Deportes
Jueves 10 de Agosto de 2017

River Plate-Wilstermann: falta mucho y ya hay dolores de cabeza

El cruce de cuartos de final de la Copa Libertadores está trayendo varios inconvenientes.

Tras el golpe que dio en Belo Horizonte al eliminar a Atlético Mineiro, Jorge Wilstermann de Bolivia ya piensa en los cuartos de final y en el cruce con River Plate de la segunda semana de septiembre (12, 13 o 14 son los días fijados por Conmebol).
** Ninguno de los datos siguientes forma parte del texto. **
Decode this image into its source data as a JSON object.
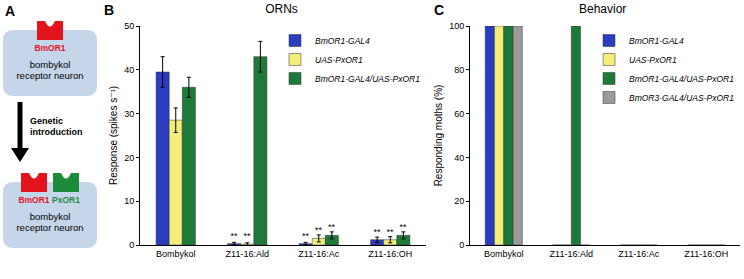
{
  "diagram": {
    "label": "A",
    "cells": [
      {
        "receptors": [
          {
            "name": "BmOR1",
            "color": "#e3141c"
          }
        ],
        "text": [
          "bombykol",
          "receptor neuron"
        ]
      },
      {
        "receptors": [
          {
            "name": "BmOR1",
            "color": "#e3141c"
          },
          {
            "name": "PxOR1",
            "color": "#1e8a3c"
          }
        ],
        "text": [
          "bombykol",
          "receptor neuron"
        ]
      }
    ],
    "arrow_text": [
      "Genetic",
      "introduction"
    ]
  },
  "chart_data": [
    {
      "label": "B",
      "type": "bar",
      "title": "ORNs",
      "categories": [
        "Bombykol",
        "Z11-16:Ald",
        "Z11-16:Ac",
        "Z11-16:OH"
      ],
      "y_label": "Response (spikes s⁻¹)",
      "ylim": [
        0,
        50
      ],
      "yticks": [
        0,
        10,
        20,
        30,
        40,
        50
      ],
      "legend": "upper right",
      "series": [
        {
          "name": "BmOR1-GAL4",
          "color": "#2a3cc0",
          "values": [
            39.5,
            0.3,
            0.3,
            1.2
          ],
          "errors": [
            3.5,
            0.3,
            0.3,
            0.6
          ],
          "significance": [
            null,
            "**",
            "**",
            "**"
          ]
        },
        {
          "name": "UAS-PxOR1",
          "color": "#f3ee7a",
          "values": [
            28.5,
            0.2,
            1.5,
            1.2
          ],
          "errors": [
            2.8,
            0.3,
            0.8,
            0.7
          ],
          "significance": [
            null,
            "**",
            "**",
            "**"
          ]
        },
        {
          "name": "BmOR1-GAL4/UAS-PxOR1",
          "color": "#1e7a3a",
          "values": [
            36,
            43,
            2.2,
            2.2
          ],
          "errors": [
            2.3,
            3.5,
            0.8,
            0.8
          ],
          "significance": [
            null,
            null,
            "**",
            "**"
          ]
        }
      ]
    },
    {
      "label": "C",
      "type": "bar",
      "title": "Behavior",
      "categories": [
        "Bombykol",
        "Z11-16:Ald",
        "Z11-16:Ac",
        "Z11-16:OH"
      ],
      "y_label": "Responding moths (%)",
      "ylim": [
        0,
        100
      ],
      "yticks": [
        0,
        20,
        40,
        60,
        80,
        100
      ],
      "legend": "upper right",
      "series": [
        {
          "name": "BmOR1-GAL4",
          "color": "#2a3cc0",
          "values": [
            100,
            0,
            0,
            0
          ]
        },
        {
          "name": "UAS-PxOR1",
          "color": "#f3ee7a",
          "values": [
            100,
            0,
            0,
            0
          ]
        },
        {
          "name": "BmOR1-GAL4/UAS-PxOR1",
          "color": "#1e7a3a",
          "values": [
            100,
            100,
            0,
            0
          ]
        },
        {
          "name": "BmOR3-GAL4/UAS-PxOR1",
          "color": "#9a9a9a",
          "values": [
            100,
            0,
            0,
            0
          ]
        }
      ]
    }
  ]
}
Y se presenta el primer problema para el club boliviano y también para River.

El estadio Félix Capriles, donde juega Wilstermann, en Cochabamba (a 2500 metros de altura), está de reformas porque será sede de los juegos Odesur 2018.

Al no haber en esa ciudad otro estadio apto para la Copa, el presidente de la entidad boliviana, Grover Vargas, habló de las otras chances que manejan: "Lo primordial es jugar en casa".

Y confió que hablará "con el gobernador para hacer todo el esfuerzo posible (de parar las obras unos días por el partido)", aunque deslizó: "Sino vamos a tener que ir a Sucre".

¡Que está a 2800 metros!

En Nuñez no saben si eso no es mejor o el mal menor, teniendo en cuenta que Wilstermann pidió mudarse a La Paz, donde la altura sobre el nivel del mar es de 3600 metros, pero la Conmebol no lo permitió por tratarse de una ventaja antideportiva.

"Nosotros no queremos sacar ventaja", se defendió Vargas, y al hablar de River no se achicó: "Tenemos un gran plantel, no de nombres pero de hombres".